Entonces yo me levanté como por un resorte; saqué las dos manos de la cara, la tercera que tenía en el hombro, y dije con la cara todavía mojada:


-¡Pero si me va bien! ¡Y tengo mucho ánimo! Lo que pasa es que a veces me viene esto; es como un recuerdo...


A pesar de la expectativa y del silencio que hicieron para mis palabras, oí que una mujer decía:


-¡Ay! Llora por un recuerdo...


Después el dueño anunció:


-Señoras, ya pasó todo.


Yo me sonreía y me limpiaba la cara. En seguida se removió el montón de gente y apareció una mujer chiquita, con ojos de loca, que me dijo:


-Yo lo conozco a usted. Me parece que lo vi en otra parte y que usted estaba agitado.

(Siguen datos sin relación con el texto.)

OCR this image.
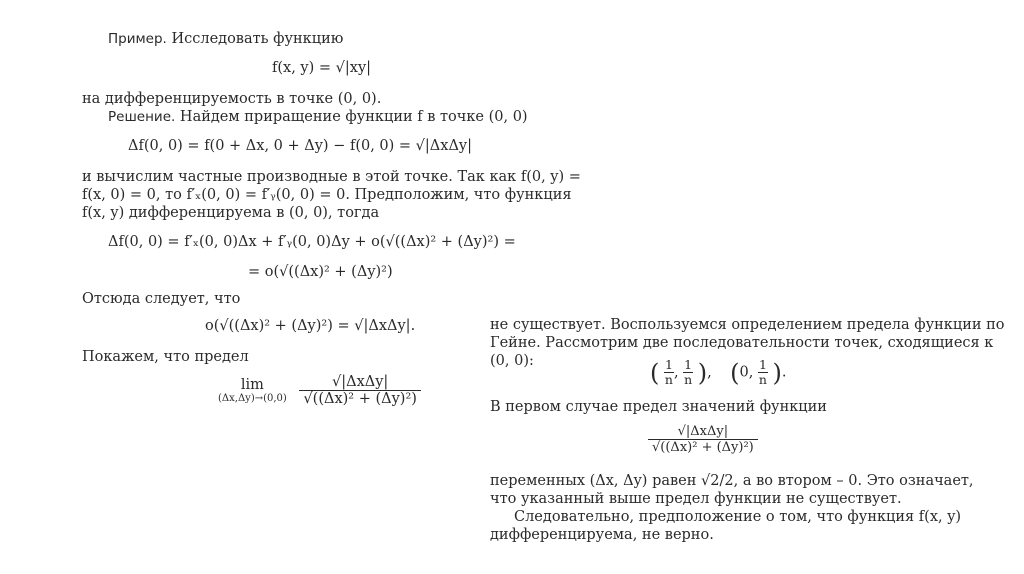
Пример. Исследовать функцию
f(x, y) = √|xy|
на дифференцируемость в точке (0, 0).
Решение. Найдем приращение функции f в точке (0, 0)
Δf(0, 0) = f(0 + Δx, 0 + Δy) − f(0, 0) = √|ΔxΔy|
и вычислим частные производные в этой точке. Так как f(0, y) =
f(x, 0) = 0, то f′ₓ(0, 0) = f′ᵧ(0, 0) = 0. Предположим, что функция
f(x, y) дифференцируема в (0, 0), тогда
Δf(0, 0) = f′ₓ(0, 0)Δx + f′ᵧ(0, 0)Δy + o(√((Δx)² + (Δy)²) =
= o(√((Δx)² + (Δy)²)
Отсюда следует, что
o(√((Δx)² + (Δy)²) = √|ΔxΔy|.
Покажем, что предел
lim
(Δx,Δy)→(0,0)
$\frac{\text{√|ΔxΔy|}}{\text{√((Δx)² + (Δy)²)}}$
не существует. Воспользуемся определением предела функции по
Гейне. Рассмотрим две последовательности точек, сходящиеся к
(0, 0):	( $\frac{1}{n}$ , $\frac{1}{n}$ ), (0, $\frac{1}{n}$ ).
В первом случае предел значений функции
$\frac{\text{√|ΔxΔy|}}{\text{√((Δx)² + (Δy)²)}}$
переменных (Δx, Δy) равен √2/2, а во втором – 0. Это означает,
что указанный выше предел функции не существует.
Следовательно, предположение о том, что функция f(x, y)
дифференцируема, не верно.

Pensé que ella me habría visto en un concierto sacudiéndome en un final de programa; pero me callé la boca. Estalló conversación de todas las mujeres y algunas empezaron a irse. Se quedó conmigo la que me conocía. Y se me acercó otra que me dijo:


-Ya sé que usted vende medias. Casualmente yo y algunas amigas mías...


Intervino el dueño:


-No se preocupe, señora (y dirigiéndose a mí): Venga esta tarde.


-Me voy después del almuerzo. ¿Quiere dos docenas?


-No, con media docena...


-La casa no vende por menos de una...


Saqué la libreta de ventas y empecé a llenar la hoja del pedido escribiendo contra el vidrio de una puerta y sin acercarme al dueño. Me rodeaban mujeres conversando alto. Yo tenía miedo que el dueño se arrepintiera. Por fin firmó el pedido y yo salí entre las demás personas.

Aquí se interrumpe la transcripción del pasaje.